The 300 ms p95 full-query budget breaks down as:

PhaseBudgetNotes
TLS + HTTP/2 setup0 msConnection pool keeps these warm.
Gateway (rate limit, auth)5 msIn-memory token-bucket, JWT verify cached.
Cache lookup2 msRedis in the same DC.
Indexer fan-out + merge80 ms p95The dominant cost.
Ranking + scoring30 msAfter candidate retrieval.
Serialize + transport20 msJSON encoding + ~20 KB body.
Margin for tail60 msHeadroom for slow shards.
Total197 msSafely under 300 ms.

Typeahead’s 100 ms budget halves every line — and skips the cache (low hit rate) and ranking (top-N by prefix match is enough).

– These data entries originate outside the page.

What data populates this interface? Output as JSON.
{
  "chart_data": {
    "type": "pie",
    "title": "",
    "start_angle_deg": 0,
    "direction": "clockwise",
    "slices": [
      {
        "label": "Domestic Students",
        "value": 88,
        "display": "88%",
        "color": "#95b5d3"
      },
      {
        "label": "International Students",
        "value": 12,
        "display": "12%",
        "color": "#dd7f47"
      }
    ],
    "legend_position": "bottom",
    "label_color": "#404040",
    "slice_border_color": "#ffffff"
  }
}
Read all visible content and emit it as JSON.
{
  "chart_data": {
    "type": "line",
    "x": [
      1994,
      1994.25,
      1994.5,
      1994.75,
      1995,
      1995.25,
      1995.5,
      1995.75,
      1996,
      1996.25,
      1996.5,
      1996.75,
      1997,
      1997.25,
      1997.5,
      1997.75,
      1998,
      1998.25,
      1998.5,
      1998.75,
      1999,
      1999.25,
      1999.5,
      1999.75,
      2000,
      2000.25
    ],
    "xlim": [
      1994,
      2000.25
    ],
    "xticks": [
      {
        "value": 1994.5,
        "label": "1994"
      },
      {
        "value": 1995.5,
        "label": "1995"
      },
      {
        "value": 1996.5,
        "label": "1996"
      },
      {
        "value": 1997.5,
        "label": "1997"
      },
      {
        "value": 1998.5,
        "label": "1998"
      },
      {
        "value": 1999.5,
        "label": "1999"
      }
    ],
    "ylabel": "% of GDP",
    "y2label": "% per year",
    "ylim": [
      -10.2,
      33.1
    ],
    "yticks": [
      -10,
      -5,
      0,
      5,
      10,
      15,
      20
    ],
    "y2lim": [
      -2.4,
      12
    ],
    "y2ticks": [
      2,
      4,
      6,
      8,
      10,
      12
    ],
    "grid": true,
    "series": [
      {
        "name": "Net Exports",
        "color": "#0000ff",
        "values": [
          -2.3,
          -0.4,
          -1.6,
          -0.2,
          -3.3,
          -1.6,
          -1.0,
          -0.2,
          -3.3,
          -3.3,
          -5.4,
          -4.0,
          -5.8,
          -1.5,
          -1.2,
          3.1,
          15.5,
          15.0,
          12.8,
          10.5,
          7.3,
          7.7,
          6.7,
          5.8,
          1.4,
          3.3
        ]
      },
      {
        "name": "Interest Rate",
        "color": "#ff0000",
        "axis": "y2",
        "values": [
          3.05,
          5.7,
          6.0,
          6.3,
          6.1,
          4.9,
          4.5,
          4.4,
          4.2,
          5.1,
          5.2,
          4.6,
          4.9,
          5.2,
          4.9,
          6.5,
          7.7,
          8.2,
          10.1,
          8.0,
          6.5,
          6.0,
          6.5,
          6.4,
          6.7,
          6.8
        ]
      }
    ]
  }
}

Trade-offs and extensions#

DecisionWhyCost if requirements change
Cursor pagination, not page numbersStable under writes; index-friendlyCan’t jump to arbitrary page — UX trade-off
Filters as enum-only fieldsCacheable URLs; tractable indexFree-text filters require a re-design
Approximate total_estimateO(1) to compute at scaleUsers expect exact counts under 100
GET-only APICacheable at every layerNo personalisation possible without auth-aware caching
Single relevance + sort dimensionSimple model; predictableMulti-dimensional ranking needs a richer sort grammar
60 s freshness SLOIndexers can batchReal-time use cases (chat search) need < 5 s

Likely follow-up extensions and the shape of the answer:

  • Personalisation. Move from anonymous to per-user ranking. Adds an auth requirement; changes cache key shape (user-aware); forces splitting the cache into per-user buckets.
  • Vector search. A vector mode that uses dense embeddings. Same API shape; new backend. Most teams build vector and lexical in parallel and merge results.
  • Multi-tenant search. Add tenant scoping at the API level (X-Tenant-Id header); per-tenant rate limits; per-tenant indexes for isolation.
  • Webhook on index-staleness. Push notifications to clients when their last query is now stale enough to re-run.

Mock interview follow-ups#

Questions interviewers reach for and the shortest correct answer:

  • “How do you prevent a deep-paginated request from blowing up?” — Cursor-based pagination caps it naturally; we never seek past N results. Hard limit at 10k.
  • “What’s the cache invalidation story?” — Cache key on the full query; TTL of 60 s (matching freshness SLO); plus a soft “stampede” lock around concurrent misses.
  • “How do you do typeahead in 100 ms?” — Separate index optimised for prefix matches; in-memory; warm cache at the edge; degrade gracefully on miss (return fewer results, not slower).
  • “How do you rank?” — Out of scope to design the ranking algorithm in an API round. The API contract is score: number; the engine behind it is BM25 / dense retrieval / a learned-to-rank model — the API doesn’t care.
  • “What happens at 10x scale?” — Shard the index by document partition (e.g. category); fan out the query; merge top-K. Add a read-replica gateway closer to the user.
  • “How do you A/B test ranking changes?” — Header-based experiment routing; the API contract stays unchanged; observability captures experiment_id per request.
  • “What if the indexer is down?” — Return cached results with a Warning: 110 header; fail-soft. If cache is also cold, return 503 with Retry-After: 1.